Supercilius Maximus01 Nov 2017 7:10 a.m. PST

And the years immediately after WW2. The first US soldier to die in Vietnam – Lt Col Peter Dewey of the OSS – had just been expelled by the British for his support of the VM. The US also pulled the rug from under the feet of the Israelis, French and British at Suez, giving the USSR near-unfettered access to the Arab nations..

Murvihill01 Nov 2017 10:10 a.m. PST

One thing WW2 put to bed was the concept of racial superiority. In addition to disproving eugenics and genocide it led to decolonization and the equal rights fight here in the US. Not sure what would have happened without the concept failing the acid test.

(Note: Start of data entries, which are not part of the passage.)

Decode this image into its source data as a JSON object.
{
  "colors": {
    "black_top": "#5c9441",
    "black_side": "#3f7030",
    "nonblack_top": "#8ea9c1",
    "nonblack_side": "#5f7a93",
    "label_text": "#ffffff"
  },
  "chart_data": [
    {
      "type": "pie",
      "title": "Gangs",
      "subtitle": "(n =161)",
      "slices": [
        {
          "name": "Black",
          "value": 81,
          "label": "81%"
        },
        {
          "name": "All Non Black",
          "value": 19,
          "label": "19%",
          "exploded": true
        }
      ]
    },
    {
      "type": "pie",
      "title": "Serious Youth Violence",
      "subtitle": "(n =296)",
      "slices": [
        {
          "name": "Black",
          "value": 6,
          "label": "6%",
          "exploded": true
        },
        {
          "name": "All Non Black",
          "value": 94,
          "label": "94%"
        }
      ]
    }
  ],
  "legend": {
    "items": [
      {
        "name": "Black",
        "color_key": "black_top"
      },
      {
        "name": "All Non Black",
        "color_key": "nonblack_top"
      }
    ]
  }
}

Marc33594 Supporting Member of TMP01 Nov 2017 11:28 a.m. PST

Lt Col Dewey was killed on September of 45, hardly "the years immediately after WW2." His official mission was as head of a 7 man team looking for missing US pilots as well as to report on the situation in the country following the Japanese surrender. His preference or sympathy for the Viet Minh were his own views and not US policy. Further there is no evidence either he or his team provided any material support to them.
link

As to the Suez crisis the UK, France and Israel all knew the US preference for a diplomatic settlement. They went ahead with the military action fully knowing this and knowing the US was not on board and would not back them.
link

donlowry01 Nov 2017 1:57 p.m. PST

Asia sure (Japanese, Chinese and Russians) but I don't know about Africa. Africa pre-1945 was owned by the Europeans.

So was Europe, but that didn't stop wars from breaking out there!